The rest of the nation though, is apparently still astounded by the reality of geology happening in real time, regardless of human engineering. The Huffington Post ran an article yesterday claiming that the slide was not a natural disaster at all, but the direct result of irresponsible and outdated logging. The article went on to claim that logging is a silent industry that operates in the shadows without regulation or public comment. 

And while they are correct, the clear cutting of the slopes above Oso did contribute to the slide, so did years of human behavior that contributed to climate change, resulting in the wettest March on record. The logging industry does not operate in the shadows to anyone living in the Pacific Northwest, here it is big news. Big, and constant news. But the housing market has turned around, and businesses are booming, and little notice is paid to logging issues outside the region. Fly into Oregon sometime and insist that clear cuts are hidden.
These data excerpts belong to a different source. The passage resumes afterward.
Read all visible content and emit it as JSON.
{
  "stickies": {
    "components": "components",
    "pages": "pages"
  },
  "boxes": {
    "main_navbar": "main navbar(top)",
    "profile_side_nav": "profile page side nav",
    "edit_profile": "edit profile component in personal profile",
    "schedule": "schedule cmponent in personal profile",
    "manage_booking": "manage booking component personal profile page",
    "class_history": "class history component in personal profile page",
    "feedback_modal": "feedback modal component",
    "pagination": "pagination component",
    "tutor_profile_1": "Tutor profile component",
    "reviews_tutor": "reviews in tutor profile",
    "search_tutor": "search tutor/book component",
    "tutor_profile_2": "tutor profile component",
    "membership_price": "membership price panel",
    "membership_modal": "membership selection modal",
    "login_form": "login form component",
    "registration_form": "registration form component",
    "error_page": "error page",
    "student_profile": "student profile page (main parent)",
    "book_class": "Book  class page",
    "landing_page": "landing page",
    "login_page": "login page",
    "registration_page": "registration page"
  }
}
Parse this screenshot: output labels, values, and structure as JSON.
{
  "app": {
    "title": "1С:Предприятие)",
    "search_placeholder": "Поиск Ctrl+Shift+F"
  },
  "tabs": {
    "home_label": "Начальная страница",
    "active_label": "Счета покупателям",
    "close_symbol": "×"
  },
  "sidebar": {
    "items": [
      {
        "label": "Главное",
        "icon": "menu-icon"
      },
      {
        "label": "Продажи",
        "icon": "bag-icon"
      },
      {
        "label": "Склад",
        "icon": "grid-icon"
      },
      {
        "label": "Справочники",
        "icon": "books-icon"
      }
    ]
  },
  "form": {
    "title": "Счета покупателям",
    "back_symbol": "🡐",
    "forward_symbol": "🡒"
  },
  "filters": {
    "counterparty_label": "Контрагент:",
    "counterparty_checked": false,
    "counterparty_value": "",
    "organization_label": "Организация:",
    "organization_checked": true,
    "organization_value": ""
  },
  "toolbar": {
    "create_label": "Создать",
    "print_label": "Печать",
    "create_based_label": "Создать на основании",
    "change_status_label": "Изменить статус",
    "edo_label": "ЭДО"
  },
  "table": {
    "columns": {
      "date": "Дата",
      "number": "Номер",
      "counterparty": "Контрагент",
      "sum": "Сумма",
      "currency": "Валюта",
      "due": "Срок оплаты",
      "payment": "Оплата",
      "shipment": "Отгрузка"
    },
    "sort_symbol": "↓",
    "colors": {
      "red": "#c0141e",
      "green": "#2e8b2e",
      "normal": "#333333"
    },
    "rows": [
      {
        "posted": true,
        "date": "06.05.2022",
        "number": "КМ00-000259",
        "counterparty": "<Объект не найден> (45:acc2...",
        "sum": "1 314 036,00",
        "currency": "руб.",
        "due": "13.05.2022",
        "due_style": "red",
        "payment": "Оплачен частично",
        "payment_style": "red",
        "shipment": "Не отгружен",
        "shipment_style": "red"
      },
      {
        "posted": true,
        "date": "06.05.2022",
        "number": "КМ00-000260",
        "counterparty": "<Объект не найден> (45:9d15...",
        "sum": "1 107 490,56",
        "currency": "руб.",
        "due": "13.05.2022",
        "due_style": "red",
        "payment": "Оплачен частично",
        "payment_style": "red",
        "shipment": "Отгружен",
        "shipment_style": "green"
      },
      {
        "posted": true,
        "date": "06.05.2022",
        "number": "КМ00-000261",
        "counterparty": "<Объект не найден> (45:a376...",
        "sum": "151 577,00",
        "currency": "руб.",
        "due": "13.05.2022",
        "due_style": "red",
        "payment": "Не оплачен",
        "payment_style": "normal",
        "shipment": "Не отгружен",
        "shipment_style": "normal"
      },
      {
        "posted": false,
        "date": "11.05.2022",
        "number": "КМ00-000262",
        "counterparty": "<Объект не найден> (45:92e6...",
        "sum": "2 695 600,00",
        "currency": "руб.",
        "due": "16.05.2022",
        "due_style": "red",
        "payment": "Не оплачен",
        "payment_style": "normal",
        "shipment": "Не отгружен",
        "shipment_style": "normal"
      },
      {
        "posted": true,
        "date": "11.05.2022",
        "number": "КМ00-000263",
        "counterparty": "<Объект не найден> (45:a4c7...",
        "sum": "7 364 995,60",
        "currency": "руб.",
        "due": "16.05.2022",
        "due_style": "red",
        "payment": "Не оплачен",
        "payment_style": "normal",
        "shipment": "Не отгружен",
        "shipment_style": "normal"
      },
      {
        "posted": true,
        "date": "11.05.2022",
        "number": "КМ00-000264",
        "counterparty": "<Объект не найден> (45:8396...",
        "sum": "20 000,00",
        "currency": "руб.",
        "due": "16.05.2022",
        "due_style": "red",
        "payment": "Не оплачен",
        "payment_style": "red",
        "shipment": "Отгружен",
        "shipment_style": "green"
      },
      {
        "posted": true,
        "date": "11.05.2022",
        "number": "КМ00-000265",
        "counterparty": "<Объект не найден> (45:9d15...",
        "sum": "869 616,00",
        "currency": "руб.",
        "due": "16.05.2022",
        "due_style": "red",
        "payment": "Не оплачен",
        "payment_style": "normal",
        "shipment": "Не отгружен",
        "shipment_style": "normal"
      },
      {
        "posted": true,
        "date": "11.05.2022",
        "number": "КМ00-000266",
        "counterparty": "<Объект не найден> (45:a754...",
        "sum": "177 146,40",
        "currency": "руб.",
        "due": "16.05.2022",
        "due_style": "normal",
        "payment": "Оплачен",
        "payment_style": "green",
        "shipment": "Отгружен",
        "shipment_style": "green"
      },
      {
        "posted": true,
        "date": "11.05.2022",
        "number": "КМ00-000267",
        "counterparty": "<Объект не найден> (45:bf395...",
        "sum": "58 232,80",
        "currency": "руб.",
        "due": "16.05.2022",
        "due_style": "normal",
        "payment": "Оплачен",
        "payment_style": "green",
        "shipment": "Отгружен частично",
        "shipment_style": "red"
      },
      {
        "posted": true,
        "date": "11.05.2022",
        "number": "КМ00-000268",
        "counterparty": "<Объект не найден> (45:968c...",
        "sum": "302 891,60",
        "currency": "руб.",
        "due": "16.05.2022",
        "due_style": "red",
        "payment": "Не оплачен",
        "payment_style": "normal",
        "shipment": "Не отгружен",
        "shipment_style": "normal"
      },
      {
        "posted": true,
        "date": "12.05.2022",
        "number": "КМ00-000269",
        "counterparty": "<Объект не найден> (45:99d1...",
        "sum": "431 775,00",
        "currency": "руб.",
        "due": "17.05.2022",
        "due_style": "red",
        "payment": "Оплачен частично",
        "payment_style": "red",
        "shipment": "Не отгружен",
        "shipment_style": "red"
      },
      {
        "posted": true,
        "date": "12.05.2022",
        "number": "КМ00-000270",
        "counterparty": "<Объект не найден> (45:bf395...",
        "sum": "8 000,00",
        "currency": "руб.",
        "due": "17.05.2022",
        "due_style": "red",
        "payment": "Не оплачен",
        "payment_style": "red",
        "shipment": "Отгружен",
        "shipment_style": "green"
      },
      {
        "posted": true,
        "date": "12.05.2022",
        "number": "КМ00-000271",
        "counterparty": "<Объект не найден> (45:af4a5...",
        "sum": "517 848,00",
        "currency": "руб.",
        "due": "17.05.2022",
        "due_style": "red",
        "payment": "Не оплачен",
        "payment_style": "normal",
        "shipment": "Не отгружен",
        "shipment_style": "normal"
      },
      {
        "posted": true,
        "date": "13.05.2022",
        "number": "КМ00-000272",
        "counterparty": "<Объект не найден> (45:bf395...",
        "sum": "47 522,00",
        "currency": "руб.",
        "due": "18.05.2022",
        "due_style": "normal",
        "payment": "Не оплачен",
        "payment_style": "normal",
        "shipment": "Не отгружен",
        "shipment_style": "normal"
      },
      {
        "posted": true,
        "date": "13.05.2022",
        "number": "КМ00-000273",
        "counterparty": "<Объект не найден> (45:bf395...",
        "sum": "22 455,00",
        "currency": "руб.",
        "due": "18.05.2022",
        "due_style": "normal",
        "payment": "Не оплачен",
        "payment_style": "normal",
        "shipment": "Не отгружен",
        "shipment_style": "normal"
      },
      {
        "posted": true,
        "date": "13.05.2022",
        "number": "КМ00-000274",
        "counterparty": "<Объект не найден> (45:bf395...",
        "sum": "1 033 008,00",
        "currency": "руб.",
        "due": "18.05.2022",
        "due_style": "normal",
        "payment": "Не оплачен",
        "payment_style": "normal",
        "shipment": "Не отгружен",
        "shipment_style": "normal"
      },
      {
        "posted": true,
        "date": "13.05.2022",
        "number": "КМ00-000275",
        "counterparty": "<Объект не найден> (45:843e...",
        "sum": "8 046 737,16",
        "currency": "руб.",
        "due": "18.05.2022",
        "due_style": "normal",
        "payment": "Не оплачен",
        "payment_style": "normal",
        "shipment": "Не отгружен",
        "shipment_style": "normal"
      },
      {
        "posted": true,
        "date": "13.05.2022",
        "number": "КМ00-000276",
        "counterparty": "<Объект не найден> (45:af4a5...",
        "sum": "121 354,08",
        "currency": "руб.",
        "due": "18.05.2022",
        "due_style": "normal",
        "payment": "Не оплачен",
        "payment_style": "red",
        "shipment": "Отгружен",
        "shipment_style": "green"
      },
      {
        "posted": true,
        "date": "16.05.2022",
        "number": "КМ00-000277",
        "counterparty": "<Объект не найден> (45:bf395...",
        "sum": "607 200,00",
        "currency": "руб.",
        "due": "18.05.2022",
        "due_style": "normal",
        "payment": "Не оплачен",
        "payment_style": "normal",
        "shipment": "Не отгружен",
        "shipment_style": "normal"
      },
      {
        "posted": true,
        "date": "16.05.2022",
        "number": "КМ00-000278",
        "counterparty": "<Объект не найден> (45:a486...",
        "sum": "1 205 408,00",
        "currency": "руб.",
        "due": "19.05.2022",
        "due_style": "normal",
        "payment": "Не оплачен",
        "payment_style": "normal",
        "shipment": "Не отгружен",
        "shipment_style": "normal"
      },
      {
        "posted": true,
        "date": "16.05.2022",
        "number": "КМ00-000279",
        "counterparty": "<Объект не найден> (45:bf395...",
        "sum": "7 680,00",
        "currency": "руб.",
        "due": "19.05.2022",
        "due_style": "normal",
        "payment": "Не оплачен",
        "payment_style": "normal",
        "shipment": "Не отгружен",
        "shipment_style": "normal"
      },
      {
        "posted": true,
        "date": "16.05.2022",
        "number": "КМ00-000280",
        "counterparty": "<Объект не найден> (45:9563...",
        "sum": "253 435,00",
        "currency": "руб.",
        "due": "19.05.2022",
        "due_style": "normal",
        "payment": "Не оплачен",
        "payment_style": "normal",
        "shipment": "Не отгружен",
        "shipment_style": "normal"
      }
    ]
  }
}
It is tempting to simplify the events in Oso, to find a singular factor on which to place blame, especially if it suits your value system or politics. But the reality is that it is more complicated than that. We do not have the kind of control of nature we would like to claim. We still call floods natural disasters even when they are caused by poor choices in engineering and development and climate change we have brought upon ourselves. We need to start to look at these events with open eyes, and see the diversity of factors, many of which are within our control, that contribute to them. Start with the science.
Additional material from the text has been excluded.